Pipe jacking is often referred to as a guided, trenchless method for installation of pipe sections under obstacles. A tunnel is formed using a drilling head, which is pushed further and further into the ground by reinforced concrete jacking pipes pushed behind it, in series. The pushing (or "jacking") is performed using several sets of hydraulic jacks. The drilling head usually houses a mechanical digging arm or a rotating head, and is steered using hydraulic steering jacks. The drilling head may be remotely controlled and navigated by a human operator and/or in an automatic manner. One way of navigating the drilling head is by emitting a laser beam into the jacked pipes, thereby creating a virtual straight path for the drilling head to follow. However, it is quite common to have curved tunnels formed by pipe jacking, in which case the navigation may intentionally but accurately deviate from the straight path of the laser beam.

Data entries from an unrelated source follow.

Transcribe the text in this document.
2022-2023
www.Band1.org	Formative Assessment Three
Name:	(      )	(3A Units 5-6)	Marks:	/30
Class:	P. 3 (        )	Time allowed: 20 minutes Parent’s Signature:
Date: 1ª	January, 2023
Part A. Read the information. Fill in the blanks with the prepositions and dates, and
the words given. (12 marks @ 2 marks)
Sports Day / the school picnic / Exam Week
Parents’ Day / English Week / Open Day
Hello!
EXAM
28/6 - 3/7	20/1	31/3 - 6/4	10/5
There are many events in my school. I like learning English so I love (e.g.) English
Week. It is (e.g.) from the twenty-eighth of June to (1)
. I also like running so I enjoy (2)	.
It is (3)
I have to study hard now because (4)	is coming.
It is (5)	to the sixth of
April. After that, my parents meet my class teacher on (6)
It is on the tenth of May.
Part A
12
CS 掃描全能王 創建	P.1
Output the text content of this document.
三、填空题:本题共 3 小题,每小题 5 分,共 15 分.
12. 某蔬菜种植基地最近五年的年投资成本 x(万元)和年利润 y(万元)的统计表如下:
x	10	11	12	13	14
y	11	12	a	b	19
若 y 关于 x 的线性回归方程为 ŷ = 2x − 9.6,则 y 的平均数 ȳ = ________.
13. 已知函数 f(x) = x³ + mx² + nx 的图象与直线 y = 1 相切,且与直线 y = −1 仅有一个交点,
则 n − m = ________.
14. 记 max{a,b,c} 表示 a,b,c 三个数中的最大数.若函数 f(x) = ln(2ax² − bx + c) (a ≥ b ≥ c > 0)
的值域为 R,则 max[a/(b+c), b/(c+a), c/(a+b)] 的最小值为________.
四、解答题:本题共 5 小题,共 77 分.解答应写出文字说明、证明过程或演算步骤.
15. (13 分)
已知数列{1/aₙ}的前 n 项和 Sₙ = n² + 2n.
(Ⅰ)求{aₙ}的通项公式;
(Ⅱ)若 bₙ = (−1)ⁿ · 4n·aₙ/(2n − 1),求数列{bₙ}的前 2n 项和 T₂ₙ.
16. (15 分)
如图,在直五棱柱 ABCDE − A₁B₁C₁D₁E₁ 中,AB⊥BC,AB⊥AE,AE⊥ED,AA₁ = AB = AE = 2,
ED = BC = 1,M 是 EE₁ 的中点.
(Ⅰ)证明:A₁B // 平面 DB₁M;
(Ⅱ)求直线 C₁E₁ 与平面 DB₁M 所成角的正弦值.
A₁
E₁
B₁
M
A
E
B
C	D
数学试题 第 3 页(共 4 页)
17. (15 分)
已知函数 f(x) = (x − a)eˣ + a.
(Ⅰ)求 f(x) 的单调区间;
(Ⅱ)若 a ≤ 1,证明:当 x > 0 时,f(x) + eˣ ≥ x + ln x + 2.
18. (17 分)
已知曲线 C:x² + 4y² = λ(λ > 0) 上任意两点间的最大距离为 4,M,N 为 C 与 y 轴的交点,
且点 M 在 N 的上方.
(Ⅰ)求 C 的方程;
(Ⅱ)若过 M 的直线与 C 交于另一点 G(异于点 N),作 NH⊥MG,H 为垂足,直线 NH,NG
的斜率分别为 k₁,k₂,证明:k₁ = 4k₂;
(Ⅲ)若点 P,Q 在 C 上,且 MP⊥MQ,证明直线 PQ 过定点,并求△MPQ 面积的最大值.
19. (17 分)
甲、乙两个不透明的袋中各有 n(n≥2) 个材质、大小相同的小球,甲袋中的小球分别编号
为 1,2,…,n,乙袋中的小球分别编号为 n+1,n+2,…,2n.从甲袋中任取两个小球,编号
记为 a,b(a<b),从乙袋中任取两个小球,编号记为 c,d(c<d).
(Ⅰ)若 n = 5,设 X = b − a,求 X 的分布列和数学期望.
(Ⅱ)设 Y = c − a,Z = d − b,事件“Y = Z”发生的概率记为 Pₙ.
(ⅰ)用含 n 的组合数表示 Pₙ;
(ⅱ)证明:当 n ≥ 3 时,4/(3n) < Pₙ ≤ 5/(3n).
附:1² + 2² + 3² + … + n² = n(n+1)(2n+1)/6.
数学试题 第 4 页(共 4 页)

As the drilling head excavates soil from its frontal area, the soil may be evacuated backwards using one or more conveyors or a pipeline with one or more pumps. Some drilling heads are also equipped for grinding the excavated soil, for easier evacuation. It is also customary to fluidize the soil using one or more suitable agents, to make its evacuation even easier.

Pipe jacked tunnels are commonly manufactured with diameters ranging from 120 cm to 400 cm, however smaller and larger tunnels do exist occasionally. In ground conditions where the tunnel can be exposed to additional pressures due to the plasticity of the ground, intermediate jacking stations are sometimes introduced, to reduce the pressures. The intermediate jacking stations provide for sections of the pipeline (namely, sections formed of multiple jacking pipes) to be independently moved, which reduces the force which the hydraulic jacks, at the entrance to the tunnel, have to apply. In cases of high plasticity ground conditions, reducing of the pressure is also often achieved by lubricating the outer annulus of the pipelines.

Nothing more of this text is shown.